Closed zhouyiqi91 closed 6 years ago

zhouyiqi91 commented 6 years ago

Hi, I have been trying to use racon to polish a plant genome.The assembled genome size is 711 Mb, the pacbio reads in fasta format is 88Gb and the paf file is 2.6Gb.
My machine has ~120Gb RAM. When I run the following command: racon -t 30 all_reads.fasta all.paf genome.fasta It consumes more than 120Gb memory and the process gets killed. So I use the wapper script: python racon_wrapper -t 30 --split 200000000 all_reads.fasta all.paf genome.fasta The genome.fasta is splitted into 4 parts but the memory consumption is still very high. I have noticed that racon will load the reads before paf file. If I extract the reads which are mapped to part1.fasta instead of using all the reads, will it decrease the memory usage? Thank you.
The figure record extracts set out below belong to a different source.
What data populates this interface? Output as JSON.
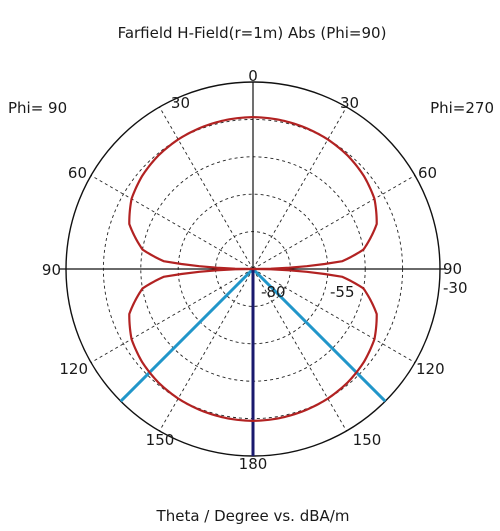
{
  "chart_data": {
    "type": "polar",
    "title": "Farfield H-Field(r=1m) Abs (Phi=90)",
    "xlabel": "Theta / Degree vs. dBA/m",
    "left_half_label": "Phi= 90",
    "right_half_label": "Phi=270",
    "theta_tick_labels": {
      "top": "0",
      "left_30": "30",
      "left_60": "60",
      "left_90": "90",
      "left_120": "120",
      "left_150": "150",
      "right_30": "30",
      "right_60": "60",
      "right_90": "90",
      "right_120": "120",
      "right_150": "150",
      "bottom": "180"
    },
    "radial_tick_labels": [
      "-80",
      "-55",
      "-30"
    ],
    "radial_range_dB": [
      -80,
      -30
    ],
    "grid": true,
    "series": [
      {
        "color": "#b22222",
        "theta_deg": [
          0,
          10,
          20,
          30,
          40,
          50,
          60,
          70,
          80,
          85,
          90,
          95,
          100,
          110,
          120,
          130,
          140,
          150,
          160,
          170,
          180
        ],
        "value_dB": [
          -39.4,
          -39.5,
          -39.7,
          -40.0,
          -40.5,
          -41.3,
          -42.5,
          -44.8,
          -50.0,
          -56.0,
          -80.0,
          -56.0,
          -50.0,
          -44.8,
          -42.5,
          -41.3,
          -40.5,
          -40.0,
          -39.7,
          -39.5,
          -39.4
        ]
      }
    ],
    "annotation_lines": [
      {
        "color": "#2196c9",
        "theta_deg": 135,
        "value_dB": -30
      },
      {
        "color": "#2196c9",
        "theta_deg": 225,
        "value_dB": -30
      },
      {
        "color": "#1a1a6e",
        "theta_deg": 180,
        "value_dB": -30
      }
    ]
  }
}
rvaser commented 6 years ago

Hello, is the 88Gb read file compressed or plain FASTA format? What is the output log before the process gets killed?

Best regards, Robert

zhouyiqi91 commented 6 years ago

1.The 88 Gb FASTA file is not compressed. 2.The ouput log is: [racon::Polisher::initialize] loaded target sequences [racon::Polisher::initialize] loaded sequences [racon::Polisher::initialize] loaded overlaps /opt/gridengine/default/spool/node291/job_scripts/1903746: line 9: 29186 Killed racon -t 30 ./pre_racon/all.fasta ./pre_racon/all.paf genome.fasta

rvaser commented 6 years ago

It is a bit odd that it does not fit in 120GB RAM. Even the file splitting is killed?

You can extract reads for each of the 4 parts or you can use the subsample option and use 60x coverage instead of your initial ~100x. Run the wrapper with --subsample 700000000 60. It might yield a bit lower accuracy when compared to the full read set.